The total running time of sim1000G was evaluated in a common laptop computer, with a 2Ghz processor and 4GB of RAM. Only one cpu core was used for all timing reports. In figure 1, we see the running time of sim1000G for generation of up to 8000 simulated individuals in a region spanning 1Mb. The number of variants including in the simulation was varied from 1000 to 16000. Even when simulating thousands of individuals, the computational efficiency of sim1000G allows for the whole process to be completed in less than 10-30 seconds in most cases.
Applications
Generating genotype data for a single population
Using sim1000G, we generated variant data for 300 simulated individuals in a region of chromosome 4 at 60995249-61569446bp. The simulation was based on the 95 individuals from 1000 genomes population CEU, thus the simulated individuals mimic the allele frequencies and LD patterns of European descent individuals.
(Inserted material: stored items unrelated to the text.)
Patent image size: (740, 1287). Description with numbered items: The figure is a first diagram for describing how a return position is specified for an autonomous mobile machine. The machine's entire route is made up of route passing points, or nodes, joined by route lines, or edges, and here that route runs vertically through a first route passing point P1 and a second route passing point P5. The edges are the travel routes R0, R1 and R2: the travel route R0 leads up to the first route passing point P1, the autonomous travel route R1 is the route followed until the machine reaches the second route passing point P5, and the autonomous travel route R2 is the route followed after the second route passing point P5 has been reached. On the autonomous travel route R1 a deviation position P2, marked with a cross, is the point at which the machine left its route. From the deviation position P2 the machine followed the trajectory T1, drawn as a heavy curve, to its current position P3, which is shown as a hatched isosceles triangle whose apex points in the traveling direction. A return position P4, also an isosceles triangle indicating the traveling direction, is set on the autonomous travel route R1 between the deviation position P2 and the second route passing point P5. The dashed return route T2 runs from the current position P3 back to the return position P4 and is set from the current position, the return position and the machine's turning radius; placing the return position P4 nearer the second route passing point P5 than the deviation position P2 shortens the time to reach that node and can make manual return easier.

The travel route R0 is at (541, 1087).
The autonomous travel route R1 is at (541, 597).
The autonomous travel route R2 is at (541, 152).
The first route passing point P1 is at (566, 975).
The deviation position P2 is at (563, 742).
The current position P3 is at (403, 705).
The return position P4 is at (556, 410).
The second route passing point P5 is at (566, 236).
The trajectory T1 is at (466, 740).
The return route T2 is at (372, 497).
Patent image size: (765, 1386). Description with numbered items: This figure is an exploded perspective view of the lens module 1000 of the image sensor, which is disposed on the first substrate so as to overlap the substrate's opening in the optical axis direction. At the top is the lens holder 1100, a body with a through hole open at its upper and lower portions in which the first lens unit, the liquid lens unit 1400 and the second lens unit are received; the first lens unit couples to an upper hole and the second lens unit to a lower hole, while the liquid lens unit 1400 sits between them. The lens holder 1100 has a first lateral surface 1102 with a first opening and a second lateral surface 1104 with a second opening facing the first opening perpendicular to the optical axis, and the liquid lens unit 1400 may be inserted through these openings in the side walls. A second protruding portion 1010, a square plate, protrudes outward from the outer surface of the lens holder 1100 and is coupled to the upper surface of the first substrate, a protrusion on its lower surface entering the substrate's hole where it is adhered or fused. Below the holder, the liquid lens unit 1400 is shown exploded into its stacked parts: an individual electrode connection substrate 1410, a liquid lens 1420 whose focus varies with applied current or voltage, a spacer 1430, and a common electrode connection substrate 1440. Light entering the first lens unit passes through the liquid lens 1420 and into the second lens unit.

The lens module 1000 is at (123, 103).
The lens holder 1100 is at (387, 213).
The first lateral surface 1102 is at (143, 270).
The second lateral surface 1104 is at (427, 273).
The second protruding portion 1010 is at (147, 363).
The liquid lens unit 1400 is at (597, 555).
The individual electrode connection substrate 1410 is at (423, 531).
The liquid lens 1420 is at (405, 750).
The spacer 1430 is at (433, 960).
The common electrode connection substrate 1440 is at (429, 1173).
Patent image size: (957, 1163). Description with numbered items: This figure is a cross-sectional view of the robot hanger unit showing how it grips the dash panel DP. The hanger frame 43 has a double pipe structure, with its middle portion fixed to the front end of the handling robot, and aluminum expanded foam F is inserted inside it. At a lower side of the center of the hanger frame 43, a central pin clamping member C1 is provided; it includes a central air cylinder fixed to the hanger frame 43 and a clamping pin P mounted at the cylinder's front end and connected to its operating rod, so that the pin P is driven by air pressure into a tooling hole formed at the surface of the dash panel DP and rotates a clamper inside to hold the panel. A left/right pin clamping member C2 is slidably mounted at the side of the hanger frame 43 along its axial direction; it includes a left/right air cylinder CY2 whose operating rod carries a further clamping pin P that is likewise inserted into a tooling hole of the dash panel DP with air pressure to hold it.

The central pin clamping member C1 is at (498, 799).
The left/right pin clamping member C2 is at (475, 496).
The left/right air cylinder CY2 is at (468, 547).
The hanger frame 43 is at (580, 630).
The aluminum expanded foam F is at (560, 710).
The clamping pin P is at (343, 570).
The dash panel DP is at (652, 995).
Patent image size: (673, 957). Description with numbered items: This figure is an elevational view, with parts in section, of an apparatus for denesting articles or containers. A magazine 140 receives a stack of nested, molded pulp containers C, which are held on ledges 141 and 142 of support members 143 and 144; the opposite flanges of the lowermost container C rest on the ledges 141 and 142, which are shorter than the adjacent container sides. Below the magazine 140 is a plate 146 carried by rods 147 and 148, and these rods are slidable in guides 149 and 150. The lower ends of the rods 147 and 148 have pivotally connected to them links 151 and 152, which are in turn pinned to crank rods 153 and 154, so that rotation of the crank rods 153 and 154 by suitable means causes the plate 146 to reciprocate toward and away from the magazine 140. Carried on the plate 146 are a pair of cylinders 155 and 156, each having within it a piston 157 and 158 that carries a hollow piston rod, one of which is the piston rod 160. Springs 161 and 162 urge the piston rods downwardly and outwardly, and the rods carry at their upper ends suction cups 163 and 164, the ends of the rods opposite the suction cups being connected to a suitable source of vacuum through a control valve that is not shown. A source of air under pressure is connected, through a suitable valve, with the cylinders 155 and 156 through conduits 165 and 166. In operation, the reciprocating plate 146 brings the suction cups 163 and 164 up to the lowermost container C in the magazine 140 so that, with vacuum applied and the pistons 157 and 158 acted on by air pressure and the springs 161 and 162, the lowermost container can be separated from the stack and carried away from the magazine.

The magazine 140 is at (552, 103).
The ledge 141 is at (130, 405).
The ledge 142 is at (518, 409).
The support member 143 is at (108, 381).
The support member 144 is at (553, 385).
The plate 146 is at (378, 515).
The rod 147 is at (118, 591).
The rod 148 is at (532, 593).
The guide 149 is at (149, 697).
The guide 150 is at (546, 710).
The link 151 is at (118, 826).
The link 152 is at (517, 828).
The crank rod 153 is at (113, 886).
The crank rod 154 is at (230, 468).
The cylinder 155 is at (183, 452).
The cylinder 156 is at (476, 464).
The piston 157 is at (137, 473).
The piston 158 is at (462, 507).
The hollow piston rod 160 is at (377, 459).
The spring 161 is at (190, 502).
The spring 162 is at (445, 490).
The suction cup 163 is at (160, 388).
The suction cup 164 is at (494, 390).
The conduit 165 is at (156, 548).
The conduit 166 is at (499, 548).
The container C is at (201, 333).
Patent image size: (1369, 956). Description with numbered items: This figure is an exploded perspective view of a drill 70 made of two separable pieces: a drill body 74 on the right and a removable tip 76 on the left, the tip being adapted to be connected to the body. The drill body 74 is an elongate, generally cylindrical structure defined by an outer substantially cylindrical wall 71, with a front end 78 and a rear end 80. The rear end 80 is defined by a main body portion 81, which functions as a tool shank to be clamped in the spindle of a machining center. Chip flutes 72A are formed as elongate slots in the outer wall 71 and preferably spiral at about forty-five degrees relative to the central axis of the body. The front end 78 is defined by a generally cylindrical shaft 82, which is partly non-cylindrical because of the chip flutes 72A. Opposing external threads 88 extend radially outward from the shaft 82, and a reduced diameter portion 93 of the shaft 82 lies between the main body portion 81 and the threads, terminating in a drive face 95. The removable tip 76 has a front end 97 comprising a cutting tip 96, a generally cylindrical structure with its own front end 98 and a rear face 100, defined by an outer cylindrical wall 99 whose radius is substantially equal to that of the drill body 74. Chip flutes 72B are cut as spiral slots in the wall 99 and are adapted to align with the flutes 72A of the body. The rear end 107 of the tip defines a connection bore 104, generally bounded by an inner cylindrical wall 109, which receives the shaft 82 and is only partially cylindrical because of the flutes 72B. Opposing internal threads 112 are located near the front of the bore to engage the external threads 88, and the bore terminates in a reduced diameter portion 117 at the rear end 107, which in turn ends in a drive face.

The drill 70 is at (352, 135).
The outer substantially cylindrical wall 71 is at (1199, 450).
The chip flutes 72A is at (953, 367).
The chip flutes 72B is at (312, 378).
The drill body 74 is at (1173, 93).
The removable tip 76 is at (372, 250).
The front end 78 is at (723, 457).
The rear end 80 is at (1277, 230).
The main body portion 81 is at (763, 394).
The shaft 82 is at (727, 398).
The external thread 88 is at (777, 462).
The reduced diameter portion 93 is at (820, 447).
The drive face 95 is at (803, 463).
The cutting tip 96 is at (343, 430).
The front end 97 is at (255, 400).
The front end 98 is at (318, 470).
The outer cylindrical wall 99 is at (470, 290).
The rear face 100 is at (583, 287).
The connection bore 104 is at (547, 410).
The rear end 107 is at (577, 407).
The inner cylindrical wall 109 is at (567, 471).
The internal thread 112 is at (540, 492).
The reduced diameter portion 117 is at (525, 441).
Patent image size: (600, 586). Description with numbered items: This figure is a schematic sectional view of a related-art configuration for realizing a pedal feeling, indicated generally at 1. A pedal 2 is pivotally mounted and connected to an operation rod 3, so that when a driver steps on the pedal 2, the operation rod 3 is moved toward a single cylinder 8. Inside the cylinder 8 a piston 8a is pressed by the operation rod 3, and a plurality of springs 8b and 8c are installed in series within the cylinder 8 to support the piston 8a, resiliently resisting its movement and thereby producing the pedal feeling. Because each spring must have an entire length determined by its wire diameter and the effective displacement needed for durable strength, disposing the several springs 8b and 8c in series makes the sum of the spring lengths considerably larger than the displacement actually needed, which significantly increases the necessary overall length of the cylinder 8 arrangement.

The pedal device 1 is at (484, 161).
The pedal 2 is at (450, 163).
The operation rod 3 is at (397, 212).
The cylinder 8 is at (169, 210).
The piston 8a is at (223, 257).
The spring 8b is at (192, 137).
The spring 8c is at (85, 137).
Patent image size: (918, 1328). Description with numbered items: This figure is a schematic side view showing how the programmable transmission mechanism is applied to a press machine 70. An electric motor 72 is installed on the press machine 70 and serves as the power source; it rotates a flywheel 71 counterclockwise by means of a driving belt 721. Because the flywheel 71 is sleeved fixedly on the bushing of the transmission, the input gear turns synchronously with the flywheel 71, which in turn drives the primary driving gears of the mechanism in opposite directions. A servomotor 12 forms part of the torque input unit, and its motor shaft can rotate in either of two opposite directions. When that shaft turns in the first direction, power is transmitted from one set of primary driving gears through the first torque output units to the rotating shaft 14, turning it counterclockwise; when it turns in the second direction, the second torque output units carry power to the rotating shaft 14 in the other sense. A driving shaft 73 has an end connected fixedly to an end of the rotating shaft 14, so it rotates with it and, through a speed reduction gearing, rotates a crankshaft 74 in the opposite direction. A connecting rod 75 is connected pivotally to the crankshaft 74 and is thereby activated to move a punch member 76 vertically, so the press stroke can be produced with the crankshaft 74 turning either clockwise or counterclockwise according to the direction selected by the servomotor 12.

To asses the simulation, we compated the LD patterns of the original genotype data with the LD patterns of the simulated data (figure 1). In figure 1 we show both of the LD patterns, the lower triangle of the matrix shows the original genotypes of 95 individuals from 1000 genomes and the upper triangle the same pattern for the 300 simulated individuals. Although there are some subtle differences in LD, sim1000G preserved both short range and long-range LD in this region.